Is an object really just an idea or is it something beyond an idea? Tina Lu will examine the "marvel tales" (chuanqi) of Chinese drama. Over eighty percent of chuanqi are named after an object passed from one set of hands to another, yet contemporary writings do not address these signature items. In an age marked by anxieties about the nature of money and the liquidity of wealth and status, this question strikes at the heart of the matter.
China in Ten Words
Yu Hua, speaking about his new book, China in Ten Words
October 26, 2011, 4-6 p.m.
Yu Hua is one of China's best-known novelists. Author of Brothers, To Live, and Chronicle of a Blood Merchant, he will talk about his most recent work. In Chinese with English interpretation.

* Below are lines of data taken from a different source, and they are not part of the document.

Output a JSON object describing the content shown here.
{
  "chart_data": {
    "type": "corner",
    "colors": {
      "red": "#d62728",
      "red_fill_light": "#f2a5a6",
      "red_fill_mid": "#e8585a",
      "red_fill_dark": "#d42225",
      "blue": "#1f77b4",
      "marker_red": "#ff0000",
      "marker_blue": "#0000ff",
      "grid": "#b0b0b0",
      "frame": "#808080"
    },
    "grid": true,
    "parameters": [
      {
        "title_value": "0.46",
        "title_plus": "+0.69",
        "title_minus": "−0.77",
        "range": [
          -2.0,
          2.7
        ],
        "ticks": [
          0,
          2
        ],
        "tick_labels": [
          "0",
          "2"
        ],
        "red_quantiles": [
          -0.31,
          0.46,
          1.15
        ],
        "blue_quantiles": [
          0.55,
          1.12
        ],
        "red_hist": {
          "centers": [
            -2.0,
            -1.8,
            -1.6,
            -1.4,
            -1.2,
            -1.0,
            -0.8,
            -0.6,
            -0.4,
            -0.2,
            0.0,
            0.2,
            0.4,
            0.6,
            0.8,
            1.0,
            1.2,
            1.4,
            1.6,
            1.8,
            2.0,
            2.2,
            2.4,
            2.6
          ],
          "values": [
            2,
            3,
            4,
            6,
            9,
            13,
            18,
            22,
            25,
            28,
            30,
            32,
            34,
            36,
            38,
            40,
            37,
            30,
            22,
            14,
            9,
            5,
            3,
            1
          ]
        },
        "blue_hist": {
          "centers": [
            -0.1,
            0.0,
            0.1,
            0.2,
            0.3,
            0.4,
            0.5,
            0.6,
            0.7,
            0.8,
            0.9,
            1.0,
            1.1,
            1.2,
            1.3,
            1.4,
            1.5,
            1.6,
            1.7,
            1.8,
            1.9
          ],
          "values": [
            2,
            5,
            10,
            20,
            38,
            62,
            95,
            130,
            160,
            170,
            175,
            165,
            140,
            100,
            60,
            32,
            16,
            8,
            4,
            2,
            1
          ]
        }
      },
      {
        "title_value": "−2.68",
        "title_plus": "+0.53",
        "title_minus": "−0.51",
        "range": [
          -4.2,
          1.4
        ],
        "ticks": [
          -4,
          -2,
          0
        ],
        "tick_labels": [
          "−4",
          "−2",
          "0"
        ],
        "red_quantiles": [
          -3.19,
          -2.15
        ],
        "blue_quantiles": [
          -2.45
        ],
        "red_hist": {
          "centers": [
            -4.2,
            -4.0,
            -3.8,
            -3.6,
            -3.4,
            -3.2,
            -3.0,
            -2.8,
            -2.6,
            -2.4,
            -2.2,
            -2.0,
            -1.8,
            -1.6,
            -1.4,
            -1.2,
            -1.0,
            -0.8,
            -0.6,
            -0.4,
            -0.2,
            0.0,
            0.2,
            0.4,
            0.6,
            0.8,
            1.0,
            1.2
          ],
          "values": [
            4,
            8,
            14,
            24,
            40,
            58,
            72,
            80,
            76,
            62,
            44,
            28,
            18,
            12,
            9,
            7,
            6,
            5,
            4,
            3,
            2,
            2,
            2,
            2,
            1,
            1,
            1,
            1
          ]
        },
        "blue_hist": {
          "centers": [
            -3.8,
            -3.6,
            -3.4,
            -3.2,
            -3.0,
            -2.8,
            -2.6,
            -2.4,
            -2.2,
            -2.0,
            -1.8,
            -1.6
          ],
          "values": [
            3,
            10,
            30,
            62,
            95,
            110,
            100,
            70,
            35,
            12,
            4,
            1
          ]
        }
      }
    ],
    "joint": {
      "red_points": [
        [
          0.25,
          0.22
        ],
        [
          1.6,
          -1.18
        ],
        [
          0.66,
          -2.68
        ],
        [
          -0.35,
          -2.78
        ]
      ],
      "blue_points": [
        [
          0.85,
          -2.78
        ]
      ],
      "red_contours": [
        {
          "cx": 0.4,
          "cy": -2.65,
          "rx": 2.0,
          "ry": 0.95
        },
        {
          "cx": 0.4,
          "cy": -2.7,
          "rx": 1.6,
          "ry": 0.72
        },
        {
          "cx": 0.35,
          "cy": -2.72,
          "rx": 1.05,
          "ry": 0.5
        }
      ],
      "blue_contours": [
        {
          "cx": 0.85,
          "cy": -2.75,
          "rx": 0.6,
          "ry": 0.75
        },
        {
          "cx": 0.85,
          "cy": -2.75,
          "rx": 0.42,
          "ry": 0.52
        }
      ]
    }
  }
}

Revalorizing Gendered Self-Worth in China's New Age of Private Property: Elvera Kwang Siam Lim Memorial Lecture in Chinese Studies
Li Zhang, Anthropology, UC Davis
Discussant: You-tien Hsing, Geography, UC Berkeley
November 11, 2008
This lecture explores how the privatization of home ownership and a rising material culture of consumerism reconfigure the intimate realm of self-worth, love, and marriage in urban China. Through several ethnographic cases, Li Zhang’s research shows how owning a private house has gradually become the decisive factor in considering marriage and a focal point of contention in dissolving that relationship. In this context, they suggest that self-worth has become more and more individualized and materialized through the idiom of property possession. After thirty years of economic reform, the socially embedded nature of the self that was once at the heart of a moral economy is being eclipsed by an individual-centered, materialistic determinism nurtured by a market economy. This social reconfiguration however is a gendered process. While the meanings of masculinities have shifted toward ones ability to make money, possess desirable material goods, or gain political power, the construction of self-worth among women tends to focus on the body and physical appearance, which serve as the material foundation for constructing femininities.